Gardner no era santo de su devoción.

– Buenos días, señores; John, Christopher -dijo. Ignoraba sistemáticamente a las mujeres que hubiera en cualquier lugar de trabajo. Por lo que a él se refería, Nina Mahler era una máquina de producir datos y de discurrir. Inmediatamente, ésta se apartó los papeles de la cara y se puso a hablar, mientras Gardner se sentaba a la cabecera de la mesa, enarcando las cejas y enfrascándose en la lectura de unos documentos que traía consigo.

– John -dijo Nina -, a mí estas reuniones me fastidian mucho: nunca se sabe en qué acaban. Qué quieres que te diga. No me gusta.

– Nina, me gustaría que prestara un poco de atención a lo que nos traemos entre manos -exclamó John con impaciencia.

– ¿Y qué nos traemos entre manos, amor?

– Nina -murmuré.

– Sí, bueno. OK, OK, OK… me callo. Pero nadie me pregunta por qué todo esto me huele a chamusquina. Luego se arma la que se arma -dijo en voz baja.

Cuánta razón tenía. Gardner, totalmente abstraído, levantó los ojos con aire de no haber oído nada.

– Bueno, señores, vamos al grano -dijo, mirando imperiosamente a través de sus gafas de gruesa montura de concha-. Nuestros primos de enfrente…

No pude evitar una sonrisa. Cuando se refería a la CÍA, a Gardner le asaltaba el melodrama Bogart y les llamaba nuestros primos de enfrente.

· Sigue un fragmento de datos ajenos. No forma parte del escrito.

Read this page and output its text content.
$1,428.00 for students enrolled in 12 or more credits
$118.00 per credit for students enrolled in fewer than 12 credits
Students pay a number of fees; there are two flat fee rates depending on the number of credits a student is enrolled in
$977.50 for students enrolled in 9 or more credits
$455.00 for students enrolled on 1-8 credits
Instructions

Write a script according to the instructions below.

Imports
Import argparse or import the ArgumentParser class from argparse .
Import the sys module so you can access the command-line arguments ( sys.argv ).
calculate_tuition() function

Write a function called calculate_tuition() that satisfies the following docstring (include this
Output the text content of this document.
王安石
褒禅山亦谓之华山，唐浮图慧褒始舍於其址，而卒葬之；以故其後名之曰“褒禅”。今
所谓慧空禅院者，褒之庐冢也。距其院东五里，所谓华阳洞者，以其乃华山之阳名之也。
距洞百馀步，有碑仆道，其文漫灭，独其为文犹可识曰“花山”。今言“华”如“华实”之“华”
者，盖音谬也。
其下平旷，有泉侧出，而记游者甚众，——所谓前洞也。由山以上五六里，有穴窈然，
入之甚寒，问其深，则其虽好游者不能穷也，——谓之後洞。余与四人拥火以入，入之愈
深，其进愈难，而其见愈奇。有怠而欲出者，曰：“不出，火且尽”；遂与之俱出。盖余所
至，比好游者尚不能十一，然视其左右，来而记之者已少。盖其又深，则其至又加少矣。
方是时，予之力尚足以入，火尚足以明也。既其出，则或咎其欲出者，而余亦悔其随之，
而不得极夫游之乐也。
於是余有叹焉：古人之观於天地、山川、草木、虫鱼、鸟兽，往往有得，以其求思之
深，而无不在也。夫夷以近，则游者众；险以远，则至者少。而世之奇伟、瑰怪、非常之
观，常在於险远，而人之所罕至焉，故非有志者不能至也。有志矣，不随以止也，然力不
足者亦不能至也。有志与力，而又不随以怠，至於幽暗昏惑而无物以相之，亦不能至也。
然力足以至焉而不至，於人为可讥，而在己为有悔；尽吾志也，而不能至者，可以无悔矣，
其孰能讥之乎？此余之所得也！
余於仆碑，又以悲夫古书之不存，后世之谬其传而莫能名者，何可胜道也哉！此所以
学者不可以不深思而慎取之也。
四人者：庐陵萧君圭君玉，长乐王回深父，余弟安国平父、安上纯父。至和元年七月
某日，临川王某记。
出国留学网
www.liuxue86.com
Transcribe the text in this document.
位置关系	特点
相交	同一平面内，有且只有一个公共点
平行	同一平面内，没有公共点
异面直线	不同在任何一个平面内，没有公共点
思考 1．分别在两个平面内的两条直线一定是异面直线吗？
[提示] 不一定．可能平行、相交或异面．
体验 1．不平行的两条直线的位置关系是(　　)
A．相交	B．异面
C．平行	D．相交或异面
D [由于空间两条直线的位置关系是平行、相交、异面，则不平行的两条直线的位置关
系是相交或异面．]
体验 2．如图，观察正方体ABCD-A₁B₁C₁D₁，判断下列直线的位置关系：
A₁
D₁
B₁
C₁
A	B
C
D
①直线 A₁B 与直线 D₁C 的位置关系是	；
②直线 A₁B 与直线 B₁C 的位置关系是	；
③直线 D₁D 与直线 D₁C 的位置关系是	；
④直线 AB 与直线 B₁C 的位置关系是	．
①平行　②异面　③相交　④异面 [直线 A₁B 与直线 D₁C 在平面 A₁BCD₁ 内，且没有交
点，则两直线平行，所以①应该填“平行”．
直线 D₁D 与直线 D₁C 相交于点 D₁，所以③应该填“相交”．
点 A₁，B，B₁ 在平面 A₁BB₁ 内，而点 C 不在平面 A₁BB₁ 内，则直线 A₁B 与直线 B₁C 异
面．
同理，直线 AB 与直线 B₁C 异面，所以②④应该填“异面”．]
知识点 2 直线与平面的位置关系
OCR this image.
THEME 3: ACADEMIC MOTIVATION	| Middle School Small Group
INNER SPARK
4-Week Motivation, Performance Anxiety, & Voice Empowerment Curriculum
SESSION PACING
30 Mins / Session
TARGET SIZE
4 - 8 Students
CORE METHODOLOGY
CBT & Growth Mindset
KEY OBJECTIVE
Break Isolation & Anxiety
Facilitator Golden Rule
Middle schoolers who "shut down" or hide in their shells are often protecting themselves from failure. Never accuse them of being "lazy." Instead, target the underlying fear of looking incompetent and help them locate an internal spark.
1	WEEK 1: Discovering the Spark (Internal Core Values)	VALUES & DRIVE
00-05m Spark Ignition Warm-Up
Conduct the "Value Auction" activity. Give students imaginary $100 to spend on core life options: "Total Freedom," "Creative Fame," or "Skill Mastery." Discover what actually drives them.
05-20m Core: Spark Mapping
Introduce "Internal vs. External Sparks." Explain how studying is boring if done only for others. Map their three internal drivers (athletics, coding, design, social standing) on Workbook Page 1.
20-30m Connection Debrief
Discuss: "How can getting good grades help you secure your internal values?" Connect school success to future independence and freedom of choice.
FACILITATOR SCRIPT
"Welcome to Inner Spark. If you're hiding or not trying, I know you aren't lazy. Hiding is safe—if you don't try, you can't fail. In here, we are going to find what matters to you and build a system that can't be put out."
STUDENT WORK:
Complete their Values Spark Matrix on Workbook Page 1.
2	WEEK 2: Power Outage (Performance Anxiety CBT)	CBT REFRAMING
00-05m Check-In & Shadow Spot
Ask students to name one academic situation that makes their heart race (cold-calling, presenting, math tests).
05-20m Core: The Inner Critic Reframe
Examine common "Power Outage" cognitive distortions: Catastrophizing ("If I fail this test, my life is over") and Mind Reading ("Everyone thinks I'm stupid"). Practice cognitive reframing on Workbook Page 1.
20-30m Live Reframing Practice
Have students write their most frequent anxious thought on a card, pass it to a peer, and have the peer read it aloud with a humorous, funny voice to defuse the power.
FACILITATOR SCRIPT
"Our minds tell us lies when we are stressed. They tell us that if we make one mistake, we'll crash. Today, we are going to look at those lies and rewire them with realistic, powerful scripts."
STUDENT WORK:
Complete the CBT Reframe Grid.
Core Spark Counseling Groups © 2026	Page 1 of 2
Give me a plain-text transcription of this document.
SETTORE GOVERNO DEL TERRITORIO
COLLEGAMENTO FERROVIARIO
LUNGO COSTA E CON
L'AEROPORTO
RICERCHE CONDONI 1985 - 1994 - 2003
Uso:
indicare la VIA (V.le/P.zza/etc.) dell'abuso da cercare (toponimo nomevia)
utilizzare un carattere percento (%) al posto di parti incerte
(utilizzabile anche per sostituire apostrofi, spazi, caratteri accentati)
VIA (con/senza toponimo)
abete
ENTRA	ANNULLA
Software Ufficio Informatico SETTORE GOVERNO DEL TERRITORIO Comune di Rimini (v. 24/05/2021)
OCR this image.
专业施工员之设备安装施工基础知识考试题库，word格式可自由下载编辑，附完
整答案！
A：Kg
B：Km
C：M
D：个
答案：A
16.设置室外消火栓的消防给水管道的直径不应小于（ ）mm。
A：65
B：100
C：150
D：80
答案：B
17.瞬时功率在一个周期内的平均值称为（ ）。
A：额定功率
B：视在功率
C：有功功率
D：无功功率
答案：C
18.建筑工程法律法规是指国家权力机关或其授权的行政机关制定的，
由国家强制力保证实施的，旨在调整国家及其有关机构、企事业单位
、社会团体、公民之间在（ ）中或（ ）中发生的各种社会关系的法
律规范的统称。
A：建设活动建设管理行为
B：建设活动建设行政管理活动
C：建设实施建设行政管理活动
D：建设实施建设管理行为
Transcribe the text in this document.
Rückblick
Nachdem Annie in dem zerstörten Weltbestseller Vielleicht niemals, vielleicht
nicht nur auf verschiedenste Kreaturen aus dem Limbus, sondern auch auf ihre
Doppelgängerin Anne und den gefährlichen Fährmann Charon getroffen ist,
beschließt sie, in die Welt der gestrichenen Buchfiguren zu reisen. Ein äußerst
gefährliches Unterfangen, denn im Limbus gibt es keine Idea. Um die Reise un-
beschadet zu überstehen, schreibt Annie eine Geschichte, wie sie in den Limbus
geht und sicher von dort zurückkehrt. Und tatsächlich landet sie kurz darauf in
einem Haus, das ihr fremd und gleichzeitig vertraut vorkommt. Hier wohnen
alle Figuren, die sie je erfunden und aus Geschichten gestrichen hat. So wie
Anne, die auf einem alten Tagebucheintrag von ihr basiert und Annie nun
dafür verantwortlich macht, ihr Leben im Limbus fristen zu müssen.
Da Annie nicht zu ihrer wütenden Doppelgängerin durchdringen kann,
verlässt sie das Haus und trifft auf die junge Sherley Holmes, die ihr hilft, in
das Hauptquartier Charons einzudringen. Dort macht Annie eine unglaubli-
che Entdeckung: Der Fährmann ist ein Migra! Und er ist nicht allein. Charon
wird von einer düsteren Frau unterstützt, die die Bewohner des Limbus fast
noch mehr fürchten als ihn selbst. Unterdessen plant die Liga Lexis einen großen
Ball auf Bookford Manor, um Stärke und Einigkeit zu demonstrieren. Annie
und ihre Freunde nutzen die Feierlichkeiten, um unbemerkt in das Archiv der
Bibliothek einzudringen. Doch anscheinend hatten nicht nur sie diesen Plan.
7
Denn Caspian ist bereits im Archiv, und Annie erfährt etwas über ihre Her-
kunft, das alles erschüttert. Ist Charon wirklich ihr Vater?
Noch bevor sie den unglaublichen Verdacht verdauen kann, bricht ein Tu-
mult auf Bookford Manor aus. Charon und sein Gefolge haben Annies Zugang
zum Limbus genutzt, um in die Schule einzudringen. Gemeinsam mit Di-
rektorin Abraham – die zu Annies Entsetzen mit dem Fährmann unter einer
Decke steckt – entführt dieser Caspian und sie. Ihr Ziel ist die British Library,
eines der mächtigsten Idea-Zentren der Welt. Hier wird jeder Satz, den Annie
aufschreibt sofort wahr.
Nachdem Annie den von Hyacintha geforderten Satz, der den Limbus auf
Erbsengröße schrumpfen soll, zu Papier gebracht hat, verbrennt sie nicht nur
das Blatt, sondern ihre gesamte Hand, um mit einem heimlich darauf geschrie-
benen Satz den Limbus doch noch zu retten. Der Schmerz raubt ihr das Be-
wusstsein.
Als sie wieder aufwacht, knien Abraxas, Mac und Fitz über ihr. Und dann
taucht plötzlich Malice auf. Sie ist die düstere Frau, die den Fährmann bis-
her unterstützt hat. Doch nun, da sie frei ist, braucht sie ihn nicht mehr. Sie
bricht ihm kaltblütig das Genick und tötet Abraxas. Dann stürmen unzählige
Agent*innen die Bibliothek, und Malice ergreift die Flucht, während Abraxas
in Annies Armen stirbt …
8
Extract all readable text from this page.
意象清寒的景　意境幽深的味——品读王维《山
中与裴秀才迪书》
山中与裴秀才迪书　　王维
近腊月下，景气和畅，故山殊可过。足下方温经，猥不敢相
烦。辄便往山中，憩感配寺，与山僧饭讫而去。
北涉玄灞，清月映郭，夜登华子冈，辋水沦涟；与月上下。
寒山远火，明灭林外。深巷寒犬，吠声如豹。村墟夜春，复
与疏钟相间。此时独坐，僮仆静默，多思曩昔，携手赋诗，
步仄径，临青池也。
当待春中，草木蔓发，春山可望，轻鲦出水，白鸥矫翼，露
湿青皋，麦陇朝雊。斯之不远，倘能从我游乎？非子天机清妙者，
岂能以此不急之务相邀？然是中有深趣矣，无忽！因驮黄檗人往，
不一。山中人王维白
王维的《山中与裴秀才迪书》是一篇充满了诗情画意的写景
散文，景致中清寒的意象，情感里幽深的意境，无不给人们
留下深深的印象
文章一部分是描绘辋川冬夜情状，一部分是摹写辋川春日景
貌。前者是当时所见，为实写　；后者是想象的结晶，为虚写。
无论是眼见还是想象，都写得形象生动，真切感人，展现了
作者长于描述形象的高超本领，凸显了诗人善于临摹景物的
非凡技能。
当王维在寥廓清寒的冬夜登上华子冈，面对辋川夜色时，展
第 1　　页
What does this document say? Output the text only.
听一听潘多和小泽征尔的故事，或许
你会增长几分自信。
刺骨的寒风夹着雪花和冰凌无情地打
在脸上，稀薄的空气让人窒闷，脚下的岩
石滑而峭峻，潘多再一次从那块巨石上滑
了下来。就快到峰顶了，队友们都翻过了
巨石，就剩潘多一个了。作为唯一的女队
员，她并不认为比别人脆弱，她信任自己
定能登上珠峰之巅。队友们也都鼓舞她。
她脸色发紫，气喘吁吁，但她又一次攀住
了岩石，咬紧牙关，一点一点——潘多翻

– … tienen un problema y nos piden que les ayudemos a resolverlo. Me he tomado la libertad de convocar a Christopher porque pienso que, como siempre en estos casos, es la persona más idónea para ayudarnos.

Nadie le creía cuando decía estas cosas; todos sabemos que no pensaba que fuera la persona más idónea para nada. Le parecía demasiado anárquico e indisciplinado. Pero tenía que acudir a mí, creo, porque se lo ordenaba el propio presidente, desde que le hice un pequeño favor que agradeció bastante. Gardner no me tenía ninguna simpatía, no. No es sólo que nuestros caracteres fueran radicalmente distintos, que nuestras respectivas maneras de entender la vida difirieran profundamente. Según él, probablemente, yo era un bohemio, que era lo peor que se podía ser. Pero además, en los años en que llevaba trabajando para él, había habido muchas ocasiones en las que habíamos estado en violento desacuerdo sobre una cuestión u otra. La verdad es que, como era el jefe y las discusiones las acababa ganando él, el resentido debiera haber sido yo. Así es la vida.